Serving API¶
Ray Serve prediction service for vroom-forecast. FastAPI ingress with Ray Serve deployments for model inference, feature computation, and online store lookup.
Why Ray Serve?¶
The serving layer does more than load-a-model-and-predict. It computes features on the fly, looks up pre-materialized features from Redis, reads from the Parquet offline store, runs inference, and listens for model promotion events — all behind a single HTTP API. Ray Serve was chosen because it maps naturally to this multi-concern architecture:
| Reason | Detail |
|---|---|
| Deployment composition | Each concern (feature compute, online lookup, inference) is a separate Ray Serve deployment, independently scalable. Plain FastAPI would put everything in one process. |
| Hot model reload | Deployments are long-lived actors. Predictor.reload() swaps the model in-place without restarting the server or dropping requests — triggered by Redis pub/sub on promotion. |
| FastAPI integration | @serve.ingress(app) gives full FastAPI capabilities (OpenAPI docs, Pydantic validation) while Ray handles replicas and routing. No tradeoff between DX and scalability. |
| Stack alignment | Ray is listed as high-priority in Turo's tech stack. Using it here demonstrates familiarity with the tool in a realistic serving context. |
Tradeoff acknowledged: Ray Serve adds operational complexity (a Ray
cluster) and a heavier dependency footprint vs. plain FastAPI + Gunicorn.

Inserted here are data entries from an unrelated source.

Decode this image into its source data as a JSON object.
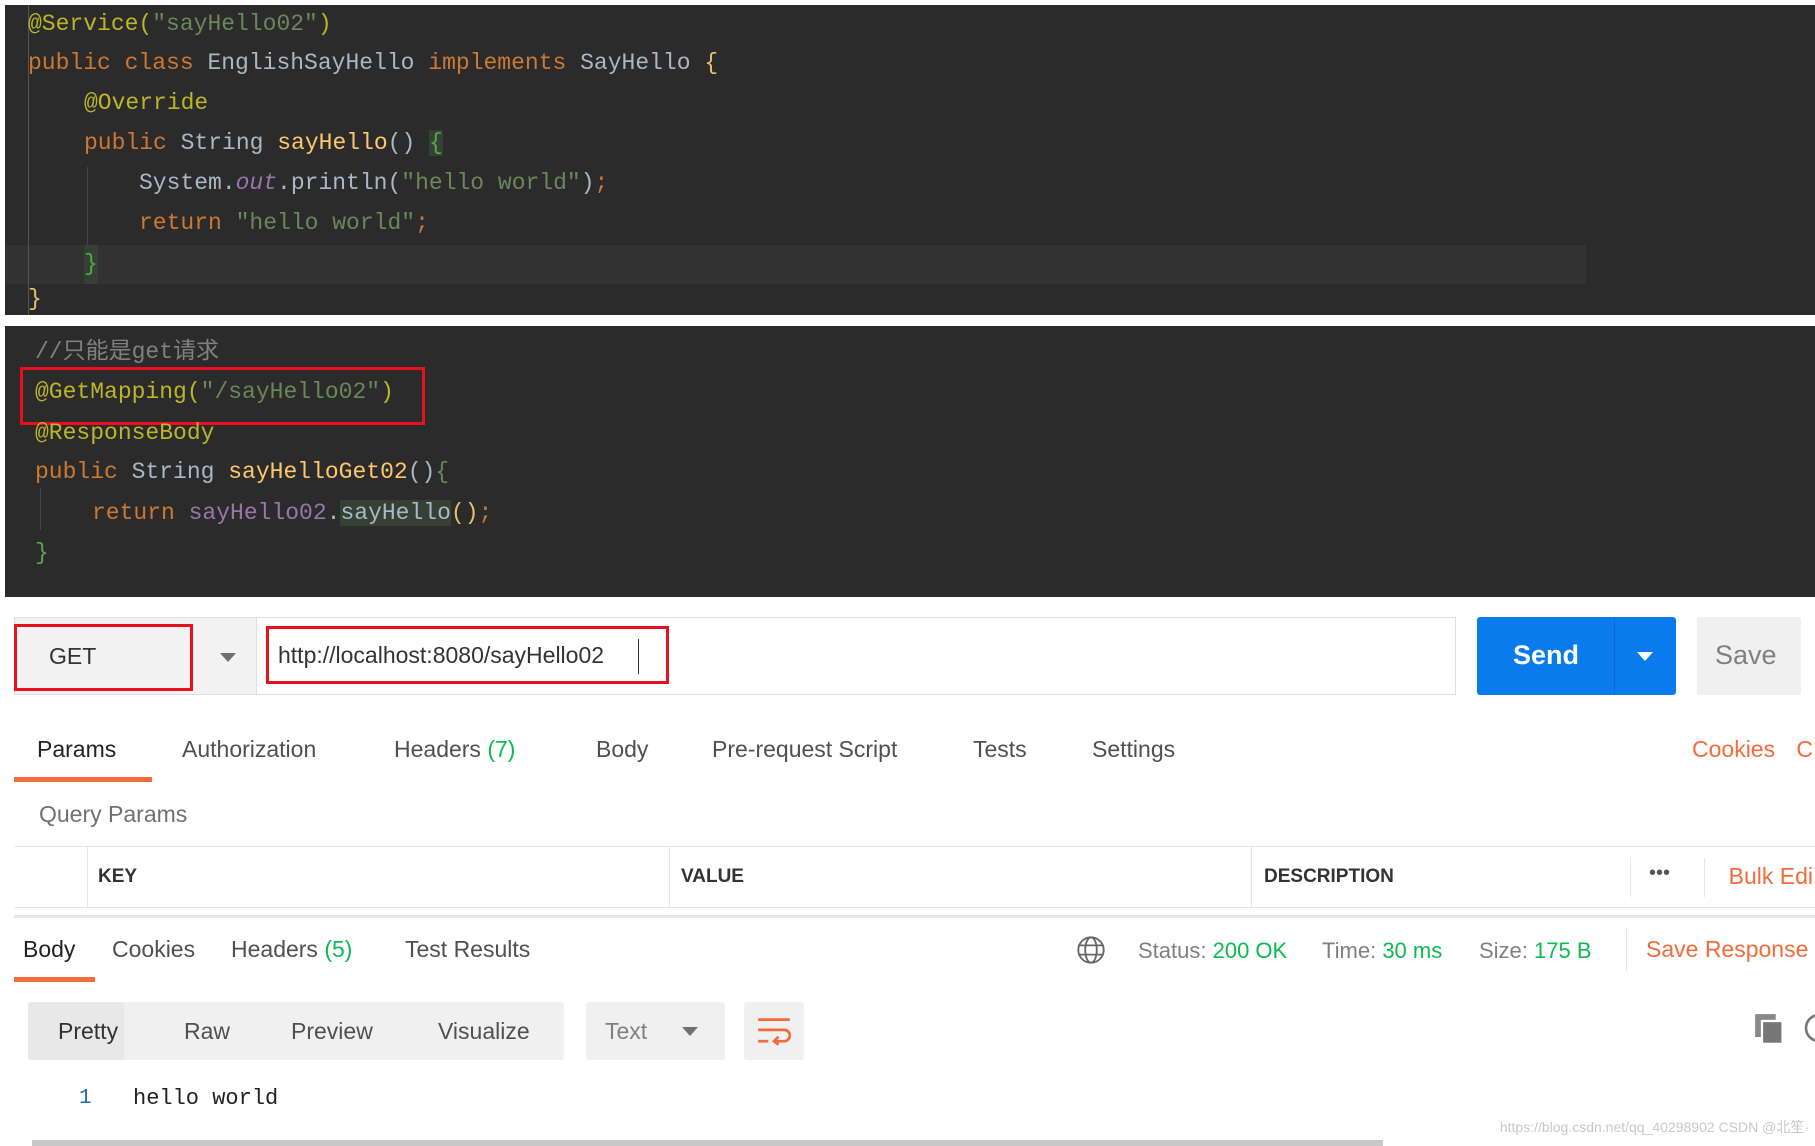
{
  "editor1": {
    "lines": [
      "@Service(\"sayHello02\")",
      "public class EnglishSayHello implements SayHello {",
      "@Override",
      "public String sayHello() {",
      "System.out.println(\"hello world\");",
      "return \"hello world\";",
      "}",
      "}"
    ]
  },
  "editor2": {
    "comment": "//只能是get请求",
    "mapping": "@GetMapping(\"/sayHello02\")",
    "response_body": "@ResponseBody",
    "signature": "public String sayHelloGet02(){",
    "return_line": "return sayHello02.sayHello();",
    "close": "}"
  },
  "request": {
    "method": "GET",
    "url": "http://localhost:8080/sayHello02",
    "send_label": "Send",
    "save_label": "Save"
  },
  "request_tabs": [
    {
      "label": "Params",
      "active": true
    },
    {
      "label": "Authorization"
    },
    {
      "label": "Headers",
      "count": "(7)"
    },
    {
      "label": "Body"
    },
    {
      "label": "Pre-request Script"
    },
    {
      "label": "Tests"
    },
    {
      "label": "Settings"
    }
  ],
  "cookies_link": "Cookies",
  "code_link": "C",
  "query_params": {
    "title": "Query Params",
    "columns": [
      "KEY",
      "VALUE",
      "DESCRIPTION"
    ],
    "more": "•••",
    "bulk_edit": "Bulk Edi"
  },
  "response": {
    "tabs": [
      {
        "label": "Body",
        "active": true
      },
      {
        "label": "Cookies"
      },
      {
        "label": "Headers",
        "count": "(5)"
      },
      {
        "label": "Test Results"
      }
    ],
    "status_label": "Status:",
    "status": "200 OK",
    "time_label": "Time:",
    "time": "30 ms",
    "size_label": "Size:",
    "size": "175 B",
    "save_response": "Save Response",
    "views": [
      "Pretty",
      "Raw",
      "Preview",
      "Visualize"
    ],
    "format": "Text",
    "body_lines": [
      {
        "n": "1",
        "text": "hello world"
      }
    ]
  },
  "watermark": "https://blog.csdn.net/qq_40298902  CSDN @北笙·",
  "colors": {
    "accent": "#f26b3a",
    "send": "#097bed",
    "success": "#0cbb52",
    "highlight": "#e8101c"
  }
}
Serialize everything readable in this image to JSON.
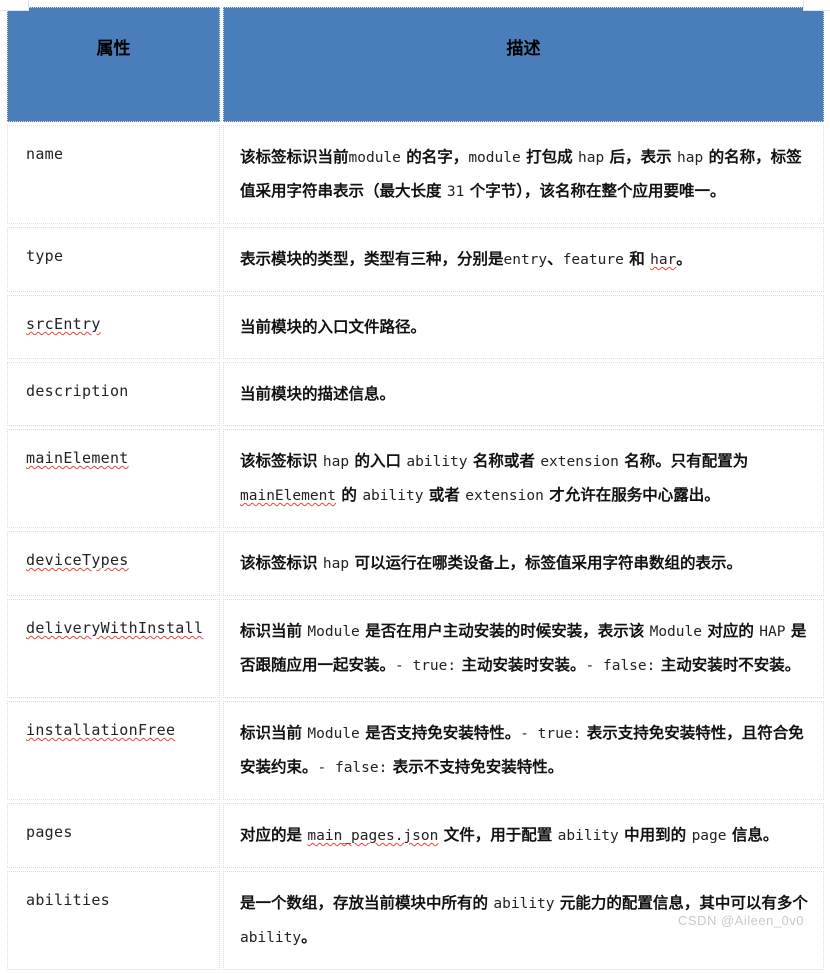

At this project's scale, plain FastAPI would suffice. The choice is
pragmatic — it demonstrates the production pattern while remaining fully
functional locally via ray start --head.
Architecture¶
graph TB
subgraph Ray Serve
ING[VroomForecastApp<br/>FastAPI ingress]
FC[FeatureComputer]
FL[FeatureLookup]
OFR[OfflineFeatureReader]
PRED[Predictor]
MAT[FeatureMaterializer<br/>Ray actor]
end
Client -->|HTTP| ING
ING -->|/predict| FC -->|DataFrame| PRED
ING -->|/predict/id| FL -->|DataFrame| PRED
ING -->|/vehicles/features| OFR -->|offline first| ING
ING -->|/vehicles/features fallback| FL
ING -->|/vehicles POST| DB[(SQLite)]
DB -->|Redis pub/sub| MAT -->|write_to_online_store| Redis[(Redis)]
PQ[Parquet] --> OFR
Redis --> FL
MLflow[(MLflow)] -->|load champion| PRED
Running¶
# Local:
uv run --project serving python -m serving
# Docker:
docker compose up ray-serve # port 8000 + Ray dashboard on 8265
Endpoints¶
| Method | Path | Description |
|---|---|---|
| GET | /health |
Liveness check + model info + Feast online status |
| POST | /reload |
Hot-reload champion model from MLflow |
| POST | /predict |
Single prediction from raw attributes (on-the-fly features) |
| POST | /predict/id |
Prediction by vehicle ID (features from online store) |
| POST | /predict/batch |
Batch prediction (up to 1000, on-the-fly features) |
| POST | /benchmark |
Latency benchmark: on-the-fly features + inference |
| POST | /benchmark/id |
Latency benchmark: online store lookup + inference |
| POST | /vehicles |
Save a vehicle to SQLite (emits Redis event for materialization) |
| DELETE | /vehicles/{id} |
Delete a new arrival vehicle |
| GET | /vehicles |
List all vehicles |
| GET | /vehicles/features |
Batch: get features for all vehicles (offline + online) |
| GET | /vehicles/{id}/features |
Get computed features for one vehicle |
| GET | /stores |
Operational info about offline and online stores |
| GET | /model |
Champion model metadata (version, metrics, feature importances) |
| POST | /materialize |
Trigger the Airflow materialization pipeline |
| POST | /train |
Trigger the end-to-end ML pipeline (training + promotion) |
| GET | /events |
SSE stream for model promotion events |
| GET | /vehicles/events |
SSE stream for vehicle materialization events |
| GET | /pipelines/events |
SSE stream for Airflow DAG completion events |
Interactive docs at http://localhost:8000/docs.
A Bruno API collection is included at the repo root in bruno/ with
pre-filled requests for every endpoint.
Configuration¶
| Variable | Default | Description |
|---|---|---|
SERVING_MLFLOW_URI |
http://localhost:5001 |
MLflow tracking server |
SERVING_MODEL_NAME |
vroom-forecast |
Registered model name |
SERVING_HOST |
0.0.0.0 |
Bind address |
SERVING_PORT |
8000 |
Bind port |
SERVING_FEAST_REPO |
None | Path to Feast feature repo |
SERVING_REDIS_URL |
None | Redis URL for pub/sub + model reload |
SERVING_DB_PATH |
/feast-data/vehicles.db |
SQLite path for vehicle persistence |
SERVING_OFFLINE_STORE_PATH |
None | Parquet path for offline feature store |
SERVING_AIRFLOW_URL |
None | Airflow REST API base URL |